Japan, China PMs meet in Milan despite shrine visit
Japanese Prime Minister Shinzo Abe shook hands with Chinese Premier Li Keqiang in Milan on Friday, reports said, despite a mass visit by Japanese lawmakers to a controversial war shrine in Tokyo.
Tokyo: Japanese Prime Minister Shinzo Abe shook hands with Chinese Premier Li Keqiang in Milan on Friday, reports said, despite a mass visit by Japanese lawmakers to a controversial war shrine in Tokyo.
The brief greeting and exchange of pleasantries, reported by Japanese press citing an official travelling with Abe, was the first time the two men have met, and comes as Japan continues to press for a summit with President Xi Jinping next month.
It is the latest sign of a gathering thaw in relations that have been in deep freeze for two years, since Tokyo and Beijing fell out over the ownership of disputed islands and their differing interpretations of history.
The meeting took place despite anger in Beijing over an offering made in Abe`s name at Yasukuni Shrine, a spot reviled by China and South Korea as a symbol of Japan`s militarist past, and as a cross party group of 110 parliamentarians paid homage there.
The visit was made to mark the start of the shrine`s four-day autumn festival.
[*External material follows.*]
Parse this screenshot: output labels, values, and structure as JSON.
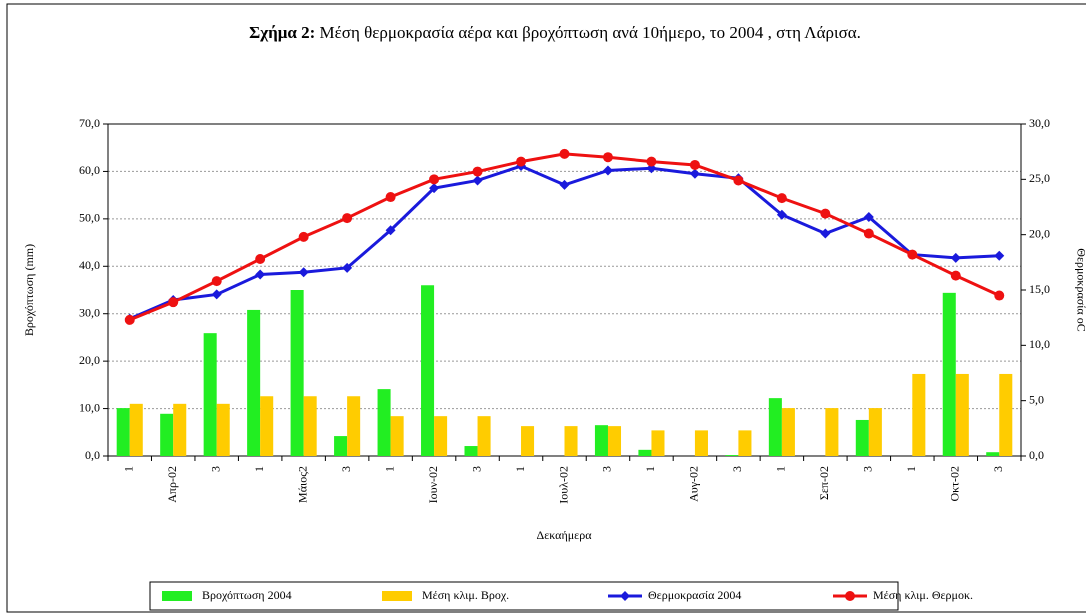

Abe, who sent a votive tree with his name and title prominently displayed, is thought unlikely to go even after he returns home Saturday from an Asia-Europe summit in Italy.
His visit in December last year infuriated Beijing and Seoul, who say the inclusion of senior war criminals among those honoured by the shrine makes it an insult to the grievous injuries Tokyo inflicted up to and during World War II.
China reacted with renewed anger on Friday.
"China is gravely concerned and firmly opposes the negative activities in Japan surrounding the Yasukuni Shrine," foreign ministry spokesman Hong Lei said in a statement.
"China would like to reiterate that Sino-Japan relations can only realise healthy and stable development when Japan seriously faces up to and repents of its aggressive past and disassociates itself with militarism," he added.
South Korea called the move "deplorable" and said it showed Japan was "ignoring voices of concern...in the international community".
Taiwan, a Japanese colony until 1945, also offered a rebuke, saying visits hurt "people`s feelings in neighbouring countries".
The 145-year-old Shinto shrine is the supposed repository of the souls of some 2.5 million citizens and soldiers who died in World War II and other conflicts.
They include senior figures in the WWII administration, such as General Hideki Tojo, who ordered the attack on Pearl Harbor.
Japanese nationalist politicians who go to the shrine feign innocence and claim there is nothing wrong with honouring war dead.
Hidehisa Otsuji, who led the group of lawmakers Friday, said it was only "natural" that they visit the shrine to offer gratitude to the people who sacrificed their lives for the nation.
"People in any country pay homage to those who died for the sake of their countries," he told reporters at the shrine.
The group went to Yasukuni during its spring and autumn festivals as well as on the August 15 anniversary of Japan`s surrender in World War II.
Every visit provokes a predictable reaction from neighbouring countries, although this is somewhat muted if senior administration figures stay away.
No ministers in Abe`s current government were seen at the shrine Friday, although health, labour and welfare minister Yasuhisa Shiozaki sent a tree offering, like Abe.
Japan`s top government spokesman Yoshihide Suga declined to comment on the prime minister`s offering, saying it was done in his capacity as "a private citizen".
Suga also said Abe and his cabinet would make their decisions on visiting the shrine independent of any other considerations, and insisted the ministerial no-show was not linked to to an upcoming international meeting in Beijing.
The prime minister is pushing for a summit with President Xi on the sidelines of APEC next month. The two have not met during their time in power.
He stayed away from Yasukuni this year, although he made offerings for the spring festival and on the war anniversary on August 15.
His visit in December 2013 drew not only anger from neighbours, but a diplomatic ticking off from the United States, a key ally, which said it was "disappointed" by the decision.